Not in stem but the same thing happened to me. I used to be able to speak to a room and be heard. Now I need to raise my voice, sound a little whiney or bitchy or nobody hears me. Only my closest friend still asks me for advice or to share my knowledge. Used to happen all the time.

At least I pass. I got that going for me.

[–] undeadotter@sopuli.xyz 201 points 1 day ago (9 children)

The experiences trans men and women have with misogyny will never not be fascinating to me. Like, for the first time ever we have this huge sample size of people who have experienced how their gender presentation affects how people interact with them, giving tangible proof of misogyny in action. And it can't just be swept aside with 'MaYbE tHe wOmEn JuSt miSuNDerStOoD' or 'mAYbe tHe mAN diDN't MeAn iT LiKE tHaT'. I mean idiots will still make idiot arguments but at least it chips away at them a little bit.

[–] OccultIconoclast@reddthat.com 19 points 22 hours ago (2 children)

I'm female presenting. I've known people who thought I was a cis woman for months, and I don't keep being nonbinary or trans a secret.

When I read actual cis women's accounts of misogyny, and also trans women's accounts, I can't relate. I don't get shut down the same way. Somehow, despite others perceiving me as female, I kept the tiny part of gender presentation that tells people to sit down and shut up when I'm talking as if I were a man. I don't understand what it is, but I still have it the same as before I transitioned.

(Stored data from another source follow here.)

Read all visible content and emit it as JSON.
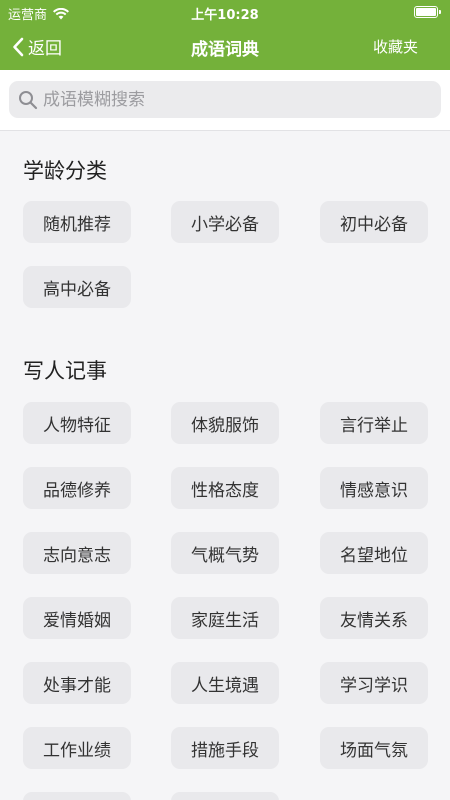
{
  "status_bar": {
    "carrier": "运营商",
    "time": "上午10:28"
  },
  "nav": {
    "back_label": "返回",
    "title": "成语词典",
    "favorites_label": "收藏夹"
  },
  "search": {
    "placeholder": "成语模糊搜索",
    "value": ""
  },
  "sections": [
    {
      "title": "学龄分类",
      "items": [
        "随机推荐",
        "小学必备",
        "初中必备",
        "高中必备"
      ]
    },
    {
      "title": "写人记事",
      "items": [
        "人物特征",
        "体貌服饰",
        "言行举止",
        "品德修养",
        "性格态度",
        "情感意识",
        "志向意志",
        "气概气势",
        "名望地位",
        "爱情婚姻",
        "家庭生活",
        "友情关系",
        "处事才能",
        "人生境遇",
        "学习学识",
        "工作业绩",
        "措施手段",
        "场面气氛"
      ]
    }
  ],
  "colors": {
    "header_bg": "#74b13a",
    "tag_bg": "#e9e9ec",
    "page_bg": "#f5f5f7"
  },
  "icons": {
    "back": "chevron-left-icon",
    "search": "search-icon",
    "wifi": "wifi-icon",
    "battery": "battery-icon"
  }
}
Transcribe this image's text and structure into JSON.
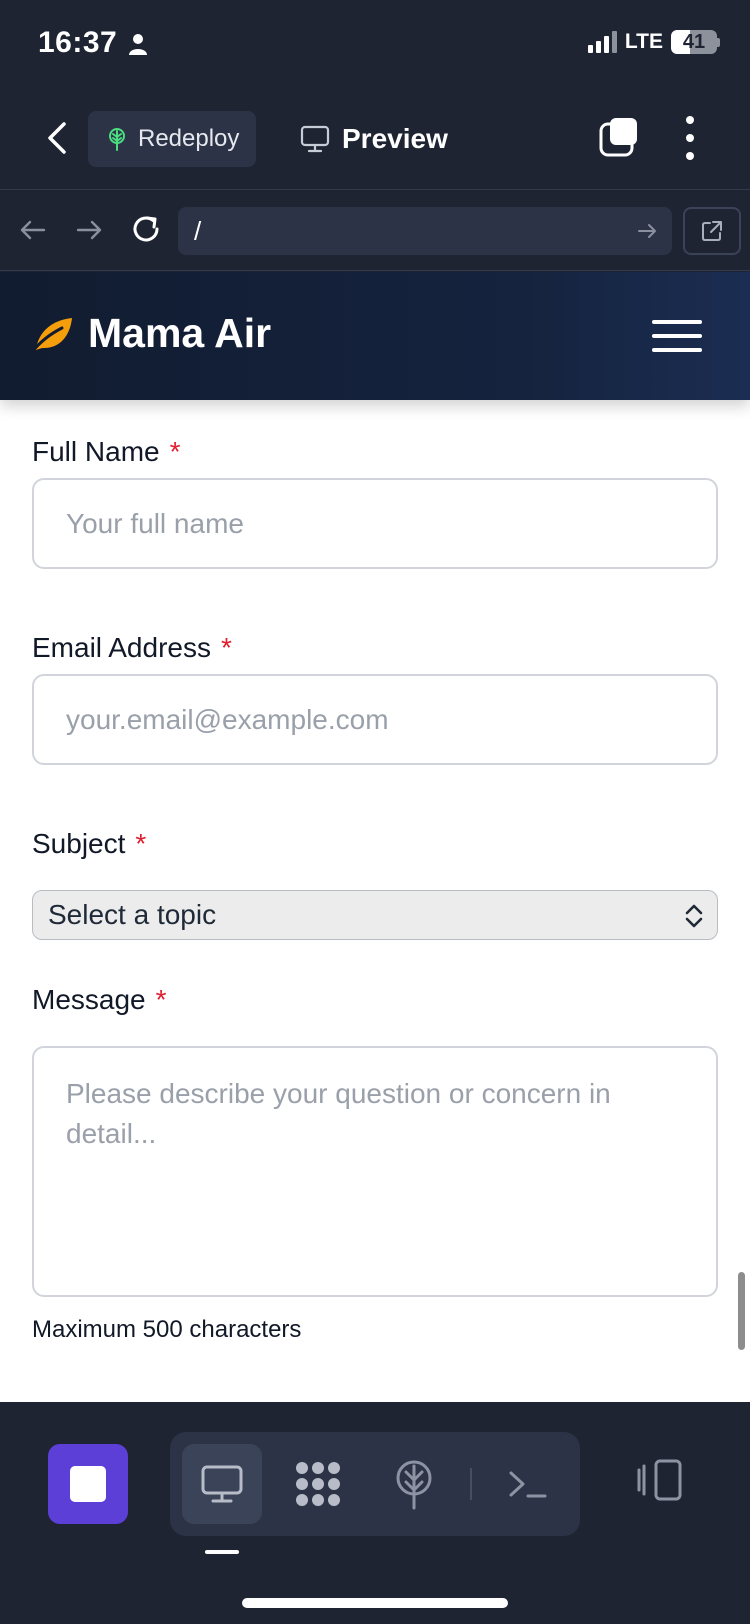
{
  "status_bar": {
    "time": "16:37",
    "network": "LTE",
    "battery_level": "41",
    "battery_fraction": 0.41
  },
  "toolbar": {
    "redeploy_label": "Redeploy",
    "preview_label": "Preview"
  },
  "url_bar": {
    "value": "/"
  },
  "site": {
    "brand_name": "Mama Air",
    "accent_color": "#f59e0b"
  },
  "form": {
    "full_name": {
      "label": "Full Name",
      "required_mark": "*",
      "placeholder": "Your full name"
    },
    "email": {
      "label": "Email Address",
      "required_mark": "*",
      "placeholder": "your.email@example.com"
    },
    "subject": {
      "label": "Subject",
      "required_mark": "*",
      "selected": "Select a topic"
    },
    "message": {
      "label": "Message",
      "required_mark": "*",
      "placeholder": "Please describe your question or concern in detail...",
      "helper": "Maximum 500 characters"
    }
  },
  "bottom_bar": {
    "stop_color": "#5b3fd6",
    "tools": [
      "monitor-icon",
      "grid-icon",
      "deploy-icon",
      "terminal-icon"
    ]
  },
  "colors": {
    "app_bg": "#1f2433",
    "required": "#e11d2e"
  }
}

I would love to know what it is so I can share it, but I can't tell why people respect me as much as they would respect a man. It's bewildering.

[–] insaneinthemembrane@lemmy.world 12 points 20 hours ago

You could be lucky too or maybe you don't notice the microaggressions.

[–] ddash@lemmy.dbzer0.com 10 points 20 hours ago

Confidence goes a long way, but maybe that is simplifying the experience too much.

[–] ArmoredThirteen@lemmy.zip 90 points 1 day ago

Hello it's me a trans woman. I knew before transition about some of it but never really understood. When I was masc I didn't realize how much of it was basically hidden in plain sight because of how I learned to socialize. After transitioning though omg it's everywhere. I'm in Seattle right now where I don't have to try too hard to pass and still get treated at least base line okay. Even then I still use my masc voice more than my femme voice because people take me more seriously when I do. Like there's a cultural acceptance of trans people here but if I behave more masc I get the privilege of being "one of the boys" even if I'm visually in full femme mode. It's all so weird

[–] eestileib@lemmy.blahaj.zone 66 points 1 day ago (6 children)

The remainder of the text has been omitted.